Queeren Personen im arabischen Raum, das macht der marokkanische Schriftsteller und Filmemacher Abdellah Taïa in dem Film deutlich, ist die Emanzipation daher häufig als doppelte aufgezwungen: von der Homophobie der eigenen Gesellschaft wie von der westlichen Schwulenbewegung. Sie kämpfen um einen eigenen Weg in ihrem gesellschaftlichen und historischen Kontext, ohne dabei jedoch den Anspruch auf eine universelle Befreiung aufzugeben. Volz schafft es, das durch den Zusammenschnitt der Filme in seiner Installation offenzulegen. Er verschachtelt diese auf vielfältige Weise, so wie die Geschichten auf vielfältige Weise mit den europäischen Geschichten verbunden sind, sich abstoßen, einander bedingen, aufeinander beziehen. Diese Verschachtelung, in die sich der Kolonialismus mit Macht eingeschrieben hat, wird in der Installation aber nicht einfach nur reproduziert, sondern durch die Offenlegung greifbar gemacht, erfahrbar und kritisierbar.

Doch eigentlich beginnt »Mithly« nicht, wie Volz selbst es über seine Video-Installation sagt, in Paris, sondern in Beirut. Und das ist ihre große Stärke. Denn im Zentrum dieser Ausstellung steht nicht der europäische Blick, der jedoch immer mitreflektiert wird, sondern die lebendige queere Kultur des arabischen Raums und deren Protagonisten. Der Film beginnt mit einer Straßenszene in Beirut, dann wird der libanesische Künstler Akram Zaatari dazugeblendet. Er ist einer der Gründer der »Arab Image Foundation«. Mit seiner Arbeit in diesem Archiv will er das in den historischen Bildern verankerte queere Begehren zutage fördern und erhalten, aber auch reaktivieren, verfügbar machen und sich durch einen neuen Kontext aneignen. Und so löst auch Volz’ Film das queere Begehren im arabischen Raum aus der Geschichte der europäischen Emanzipation heraus und lässt seine vielfältige Eigenständigkeit sprechen.

Wenn in Deutschland die queere Bewegung in der arabischen Welt thematisiert wird, dann wird oft über sie und ihr Leiden gesprochen. Volz aber will gerade nicht die hundertste Geschichte von Traurigkeit, Repression oder Angst erzählen. Ihm ist es wichtig, auch einmal den Fokus auf die queere Lebenslust etwa im Libanon oder in Marokko zu setzen, deren Ausstrahlungskraft in den gesamten arabischen Raum hineinreiche.
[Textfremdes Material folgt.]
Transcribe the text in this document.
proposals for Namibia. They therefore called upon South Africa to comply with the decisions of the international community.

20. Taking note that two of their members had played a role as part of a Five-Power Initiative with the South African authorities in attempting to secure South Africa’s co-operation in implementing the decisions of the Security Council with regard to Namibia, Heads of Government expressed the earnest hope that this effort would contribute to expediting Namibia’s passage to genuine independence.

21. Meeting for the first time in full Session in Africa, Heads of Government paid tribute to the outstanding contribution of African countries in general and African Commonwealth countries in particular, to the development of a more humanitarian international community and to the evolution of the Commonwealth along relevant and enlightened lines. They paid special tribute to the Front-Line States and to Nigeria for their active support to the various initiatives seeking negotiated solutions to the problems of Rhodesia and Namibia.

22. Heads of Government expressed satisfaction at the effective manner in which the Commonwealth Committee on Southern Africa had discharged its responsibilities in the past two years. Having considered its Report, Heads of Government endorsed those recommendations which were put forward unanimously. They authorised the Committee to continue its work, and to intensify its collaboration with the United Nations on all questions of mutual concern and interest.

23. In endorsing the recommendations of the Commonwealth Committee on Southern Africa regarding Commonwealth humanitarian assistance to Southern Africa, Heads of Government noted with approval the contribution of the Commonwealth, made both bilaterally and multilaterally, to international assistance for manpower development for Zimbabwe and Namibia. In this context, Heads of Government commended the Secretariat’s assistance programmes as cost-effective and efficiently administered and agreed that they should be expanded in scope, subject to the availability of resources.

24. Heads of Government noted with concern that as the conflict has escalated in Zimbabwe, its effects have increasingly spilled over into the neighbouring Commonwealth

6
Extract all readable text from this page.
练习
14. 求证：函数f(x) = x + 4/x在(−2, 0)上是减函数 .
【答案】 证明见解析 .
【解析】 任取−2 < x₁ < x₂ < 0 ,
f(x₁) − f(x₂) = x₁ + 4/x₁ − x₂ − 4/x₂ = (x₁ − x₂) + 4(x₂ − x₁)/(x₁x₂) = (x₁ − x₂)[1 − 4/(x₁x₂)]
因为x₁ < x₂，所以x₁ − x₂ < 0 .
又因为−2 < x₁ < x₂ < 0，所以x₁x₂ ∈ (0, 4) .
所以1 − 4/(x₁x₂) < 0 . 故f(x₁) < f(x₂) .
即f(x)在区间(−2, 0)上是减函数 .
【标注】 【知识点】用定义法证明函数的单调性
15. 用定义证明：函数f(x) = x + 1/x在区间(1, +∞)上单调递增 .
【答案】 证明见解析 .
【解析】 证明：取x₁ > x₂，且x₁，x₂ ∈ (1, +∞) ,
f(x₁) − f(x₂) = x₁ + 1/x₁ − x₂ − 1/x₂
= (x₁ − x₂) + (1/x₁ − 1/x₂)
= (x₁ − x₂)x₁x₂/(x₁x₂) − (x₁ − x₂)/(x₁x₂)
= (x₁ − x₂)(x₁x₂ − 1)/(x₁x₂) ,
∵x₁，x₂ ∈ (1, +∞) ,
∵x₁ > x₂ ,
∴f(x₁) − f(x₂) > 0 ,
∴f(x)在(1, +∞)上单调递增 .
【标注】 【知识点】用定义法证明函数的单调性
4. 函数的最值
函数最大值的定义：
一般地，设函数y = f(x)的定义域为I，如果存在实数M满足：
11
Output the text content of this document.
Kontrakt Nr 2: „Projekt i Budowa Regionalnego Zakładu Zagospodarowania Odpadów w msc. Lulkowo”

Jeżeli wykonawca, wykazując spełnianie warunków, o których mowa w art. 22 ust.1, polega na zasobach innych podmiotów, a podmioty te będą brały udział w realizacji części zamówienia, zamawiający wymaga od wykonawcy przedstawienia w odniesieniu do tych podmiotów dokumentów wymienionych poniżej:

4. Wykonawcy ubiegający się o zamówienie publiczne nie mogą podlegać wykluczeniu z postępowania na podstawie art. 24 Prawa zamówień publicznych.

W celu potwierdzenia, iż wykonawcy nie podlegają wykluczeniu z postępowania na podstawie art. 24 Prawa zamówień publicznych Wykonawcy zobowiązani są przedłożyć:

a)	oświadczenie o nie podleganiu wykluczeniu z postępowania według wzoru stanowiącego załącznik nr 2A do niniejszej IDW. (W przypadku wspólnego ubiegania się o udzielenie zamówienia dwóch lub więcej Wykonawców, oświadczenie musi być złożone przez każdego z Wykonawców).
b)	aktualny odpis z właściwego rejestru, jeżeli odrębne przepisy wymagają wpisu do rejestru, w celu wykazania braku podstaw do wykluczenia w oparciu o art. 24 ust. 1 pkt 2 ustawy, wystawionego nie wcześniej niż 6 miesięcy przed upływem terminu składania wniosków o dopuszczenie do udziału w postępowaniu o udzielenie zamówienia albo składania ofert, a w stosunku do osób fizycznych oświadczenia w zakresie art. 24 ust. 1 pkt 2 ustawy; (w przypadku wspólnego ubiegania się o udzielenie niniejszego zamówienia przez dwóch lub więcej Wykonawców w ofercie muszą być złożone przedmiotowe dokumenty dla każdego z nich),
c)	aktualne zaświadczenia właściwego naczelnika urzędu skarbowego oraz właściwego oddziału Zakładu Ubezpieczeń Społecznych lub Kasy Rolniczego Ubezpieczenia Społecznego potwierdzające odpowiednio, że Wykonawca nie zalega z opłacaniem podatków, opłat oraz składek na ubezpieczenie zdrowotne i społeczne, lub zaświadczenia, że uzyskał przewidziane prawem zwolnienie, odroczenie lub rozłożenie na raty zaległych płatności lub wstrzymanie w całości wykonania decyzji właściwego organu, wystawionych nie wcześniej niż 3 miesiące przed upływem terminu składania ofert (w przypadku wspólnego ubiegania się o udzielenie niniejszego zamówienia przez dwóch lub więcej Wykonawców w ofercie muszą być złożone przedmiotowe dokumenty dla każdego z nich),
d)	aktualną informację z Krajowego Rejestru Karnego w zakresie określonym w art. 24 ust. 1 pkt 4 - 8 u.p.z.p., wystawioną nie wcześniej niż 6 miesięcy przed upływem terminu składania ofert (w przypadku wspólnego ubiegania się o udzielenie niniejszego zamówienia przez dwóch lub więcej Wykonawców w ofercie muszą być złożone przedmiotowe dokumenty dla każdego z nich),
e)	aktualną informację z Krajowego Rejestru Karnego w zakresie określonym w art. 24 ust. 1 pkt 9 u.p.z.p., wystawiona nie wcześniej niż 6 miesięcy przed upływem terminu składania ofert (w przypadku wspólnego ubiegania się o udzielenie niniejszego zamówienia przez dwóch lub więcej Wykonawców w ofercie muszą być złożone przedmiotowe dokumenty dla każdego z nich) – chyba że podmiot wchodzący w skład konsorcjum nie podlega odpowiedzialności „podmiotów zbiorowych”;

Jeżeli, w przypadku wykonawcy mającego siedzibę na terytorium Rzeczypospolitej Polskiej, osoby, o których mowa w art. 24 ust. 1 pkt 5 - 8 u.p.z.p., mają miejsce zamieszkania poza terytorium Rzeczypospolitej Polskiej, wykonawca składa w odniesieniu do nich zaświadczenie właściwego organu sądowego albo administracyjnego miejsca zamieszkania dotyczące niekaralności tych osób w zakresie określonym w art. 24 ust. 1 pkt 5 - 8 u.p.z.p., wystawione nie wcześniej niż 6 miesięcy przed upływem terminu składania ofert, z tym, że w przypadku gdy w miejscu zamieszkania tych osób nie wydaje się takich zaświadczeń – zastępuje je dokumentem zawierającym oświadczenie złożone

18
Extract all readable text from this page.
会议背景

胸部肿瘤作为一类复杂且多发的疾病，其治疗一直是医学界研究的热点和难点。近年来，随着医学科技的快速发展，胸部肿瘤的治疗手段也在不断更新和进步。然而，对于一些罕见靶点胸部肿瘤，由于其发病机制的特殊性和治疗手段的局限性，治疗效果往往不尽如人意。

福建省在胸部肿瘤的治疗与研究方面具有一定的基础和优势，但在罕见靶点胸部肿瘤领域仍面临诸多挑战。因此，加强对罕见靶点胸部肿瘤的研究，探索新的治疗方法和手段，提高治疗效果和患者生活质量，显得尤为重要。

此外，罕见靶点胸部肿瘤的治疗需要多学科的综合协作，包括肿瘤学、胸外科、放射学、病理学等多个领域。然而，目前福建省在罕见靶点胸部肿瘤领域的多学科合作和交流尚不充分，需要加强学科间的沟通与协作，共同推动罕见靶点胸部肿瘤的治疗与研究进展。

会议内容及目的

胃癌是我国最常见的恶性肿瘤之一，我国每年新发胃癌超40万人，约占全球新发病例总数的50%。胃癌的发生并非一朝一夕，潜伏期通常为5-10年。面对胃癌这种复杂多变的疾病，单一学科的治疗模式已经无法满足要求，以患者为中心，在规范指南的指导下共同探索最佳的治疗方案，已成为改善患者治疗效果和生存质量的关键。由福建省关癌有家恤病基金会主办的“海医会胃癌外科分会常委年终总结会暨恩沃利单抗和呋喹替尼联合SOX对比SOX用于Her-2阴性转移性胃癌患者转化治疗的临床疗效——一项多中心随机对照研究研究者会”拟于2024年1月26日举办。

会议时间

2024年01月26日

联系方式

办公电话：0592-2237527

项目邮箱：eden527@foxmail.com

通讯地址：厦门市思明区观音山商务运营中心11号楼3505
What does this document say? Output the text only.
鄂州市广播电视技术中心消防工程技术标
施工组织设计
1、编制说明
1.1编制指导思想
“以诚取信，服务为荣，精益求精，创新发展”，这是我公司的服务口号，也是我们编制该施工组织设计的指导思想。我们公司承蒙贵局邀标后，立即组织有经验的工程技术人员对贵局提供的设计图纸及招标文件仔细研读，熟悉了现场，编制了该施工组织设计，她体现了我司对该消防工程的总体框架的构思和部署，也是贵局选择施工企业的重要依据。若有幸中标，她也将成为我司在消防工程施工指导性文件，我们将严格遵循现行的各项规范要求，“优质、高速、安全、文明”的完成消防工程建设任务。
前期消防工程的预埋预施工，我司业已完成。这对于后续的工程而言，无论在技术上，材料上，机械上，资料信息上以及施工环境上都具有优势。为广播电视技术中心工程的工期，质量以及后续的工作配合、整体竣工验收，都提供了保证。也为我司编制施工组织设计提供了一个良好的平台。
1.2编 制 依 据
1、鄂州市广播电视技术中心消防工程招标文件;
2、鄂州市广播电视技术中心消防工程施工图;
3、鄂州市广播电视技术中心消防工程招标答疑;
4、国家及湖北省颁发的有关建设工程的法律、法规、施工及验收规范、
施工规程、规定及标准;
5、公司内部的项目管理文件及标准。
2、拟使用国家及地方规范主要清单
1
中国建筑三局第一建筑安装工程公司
Julian Volz lebt in Brüssel, wo er am Goethe-Institut arbeitet, und in Frankfurt am Main. Die Vernissage von »Mithly« ist am 20. August um 19 Uhr im Frankfurter Synnika mit einem Gespräch zwischen Julian Volz, Antoine Idier und Soufiane Ababri.

»Mithly«, bis 15. November, Synnika, NIKA.haus

Niddastraße 57, Frankfurt am Main.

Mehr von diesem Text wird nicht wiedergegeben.